Finally, a guru dares to call a spade a spade. Header-only, template-only C++ programming is a mistake! After 1995 C++ Standardization took the wrong path and lost contact with real world developers. The glorification and idolization of 'STL programming' was in sharp contrast with programmer's needs. Today in C++ there is a chasm like in no other language between the 'official language' and what programmers need and use day in day out.




What's odd is that the C++ community fetishizes these techniques so much. I mean, when faced with problems that require running code at compile team, the lisp community's answer was "ok, just include an interpreter and run your lisp code at compile time with eval-when". The C++ community first insisted that there was never a reason for doing so and then said "ok, but instead of writing code for compile-time execution using C++, we're going to create an nightmarishly complex and crippled language that you'll use instead; it will be so painful that you'll be proud of implementing factorial".

And now a whole new generation of programmers can gaze at the horror of Modern C++ metaprogramming and conclude that metaprogramming is bad....


As far as I know, C++ templates were never intended be turing complete. They turned out that way by accident.

If you'd asked the standards body to add a turing complete type-level meta-programming language to C++ in order to generate code at compile time I suspect they'd have told you to get knotted.

What people actually asked for was a reasonable syntax for adding generic functions to C++ that would not carry any runtime cost. Sounds completely reasonable, right? The standards group said "sure, how about this?", and kept adding more perfectly reasonable individual requests to the syntax like template specialisation. Only afterwards did the true nature of crawling horror that they'd inadvertently unleashed become apparent.


Any style of programming can look like a mistake if you take it to crazy extremes. I find header/template C++ programming works very well provided you do it in moderation and keep things simple.

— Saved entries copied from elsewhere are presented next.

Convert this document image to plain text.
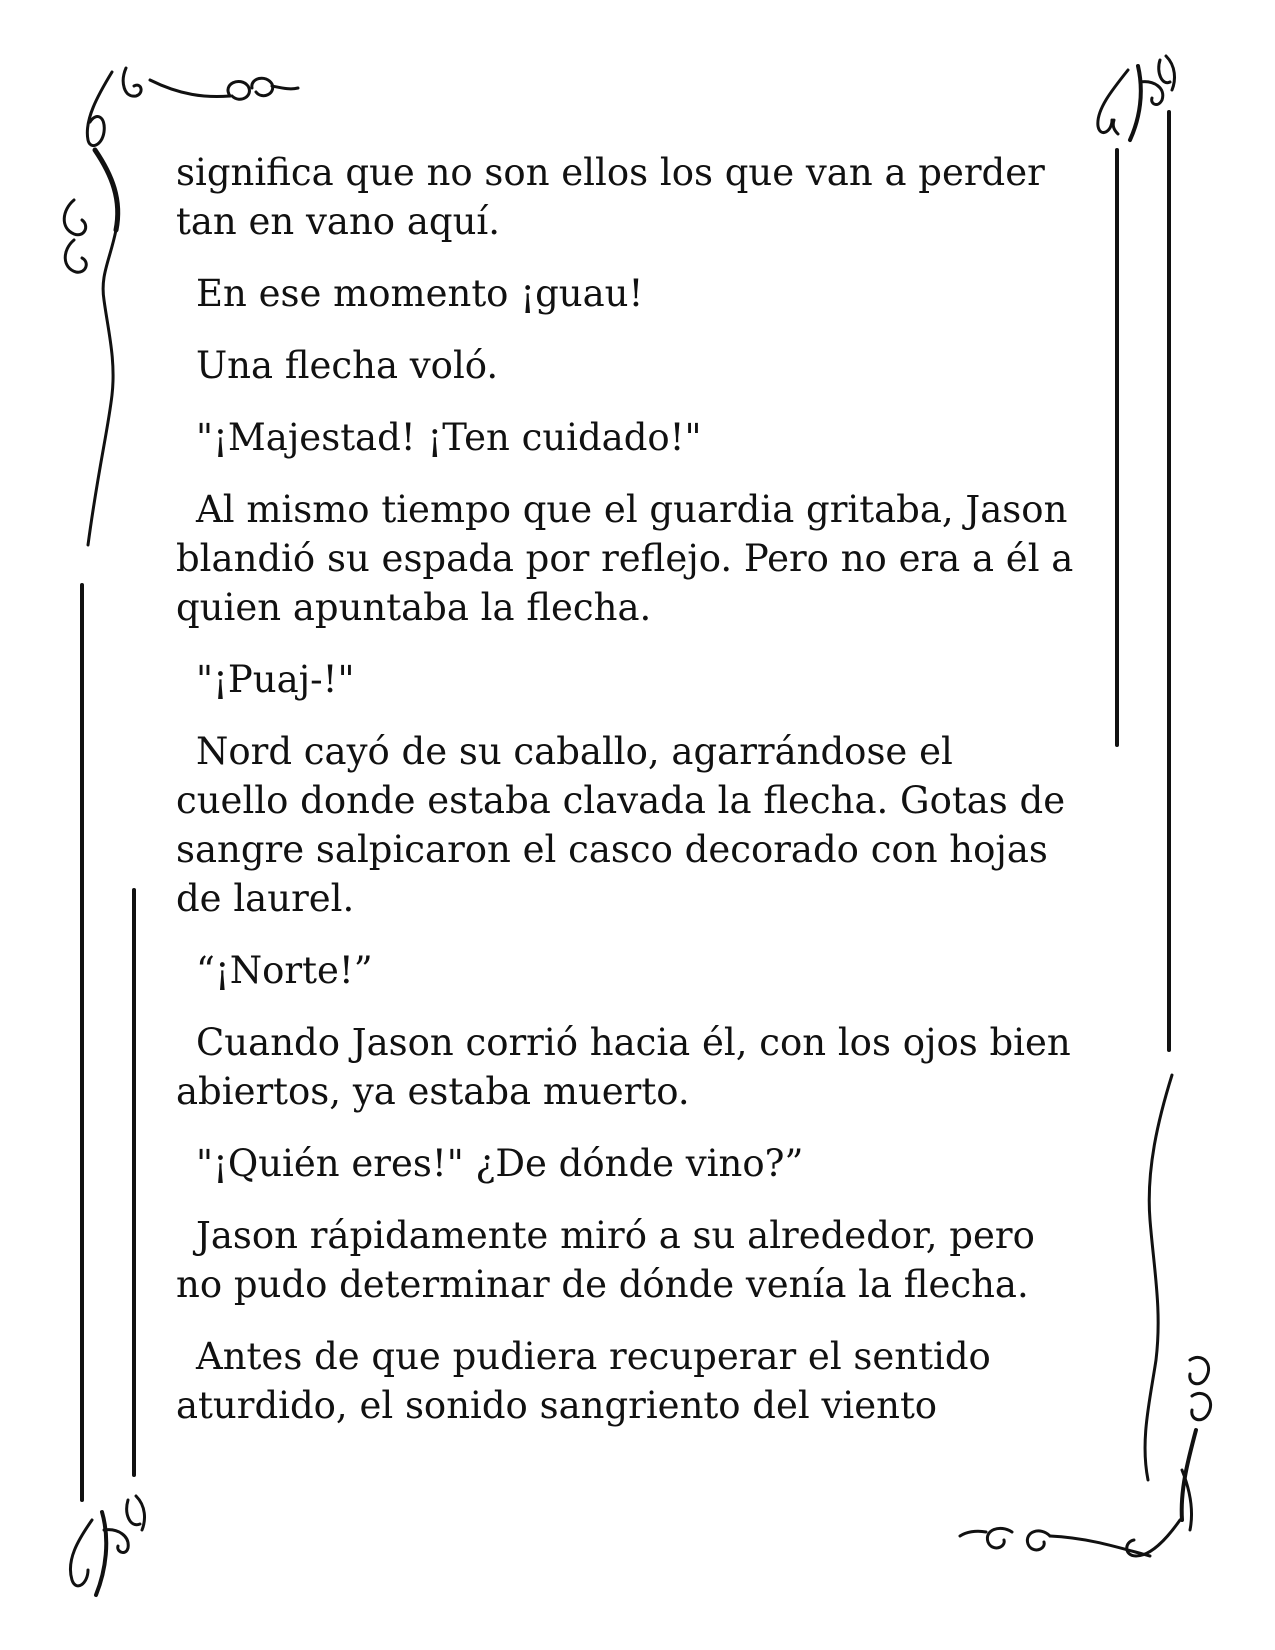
significa que no son ellos los que van a perder tan en vano aquí.

En ese momento ¡guau!

Una flecha voló.

"¡Majestad! ¡Ten cuidado!"

Al mismo tiempo que el guardia gritaba, Jason blandió su espada por reflejo. Pero no era a él a quien apuntaba la flecha.

"¡Puaj-!"

Nord cayó de su caballo, agarrándose el cuello donde estaba clavada la flecha. Gotas de sangre salpicaron el casco decorado con hojas de laurel.

“¡Norte!”

Cuando Jason corrió hacia él, con los ojos bien abiertos, ya estaba muerto.

"¡Quién eres!" ¿De dónde vino?”

Jason rápidamente miró a su alrededor, pero no pudo determinar de dónde venía la flecha.

Antes de que pudiera recuperar el sentido aturdido, el sonido sangriento del viento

Remember the STL is complicated because it tries to be super generic, and it tries to be super generic because it's a library so it tries to cater for all possible uses. If you're writing a program instead of a library, you can make things orders of magnitude simpler because you only have to provide what you need, not everything any programmer on Earth might need.


For other examples of crazy extremes, see :

Java Swing using anonymous classes to 10 or more depths to represent callbacks because OOP and inheritance > all.

Haskell having one file IO operation a thousand feet below the surface of a program "un-purifying" the entire call stack with side effects because pure functional is king.

Trying to implement any generic anything in C, because in procedural having template or inheritance based polymorphic behavior is crazy, so you end up with 5 million ways to write readNumber() for every numeric type ever.

So go figure, procedural, meta, functional and OOP all go completely deep end when you try to kitchen sink them as the be all end all solution to all problems and woes.


> Haskell having one file IO operation a thousand feet below the surface of a program "un-purifying" the entire call stack with side effects because pure functional is king.

And that's the way it should be. (Refator your programme, if you want to keep the other functions pure. But it is a Good Thing (TM), that you can not hide your IO if you pile on enough layers.) Haskell has other problems, though.


Bear in mind that the person making the comments you quoted is not actually John Carmack, who I will agree is a "guru". Carmack's own comments later indicate that the style represented in Doom 3 is an intermediate point in his personal evolution. Indeed, this style was a common one 10+ years ago and may have been appropriate for the less reliable compilers and buggier STL implementations of the day. It's certainly still popular with many programmers, though, as you imply in your last sentence...


Considering how many languages these days completely eschew the header/body paradigm, I'm not sure that "head-only" programming is such an obvious mistake.


Such languages tend to be reasonably smart about what changes trigger large recompiles, and about not re-parsing the same lines of header-only code over for every compilation unit. In C++ the best you can hope is to set up precompiled headers and live with the artificial dependencies.


If the only problem you have with header-only programming is compile times, might I humbly suggest that the problem you are actually concerned about is entirely somewhere else (hint: most language compilers are terribly unsmart about what changes trigger recompiles, as the cost of compiling the entire source tree isn't too terrible).


when do you consider someone a guru?


When a person has done enough self promotion to persuade a lot of people to uncritically accept whatever mantra they spout.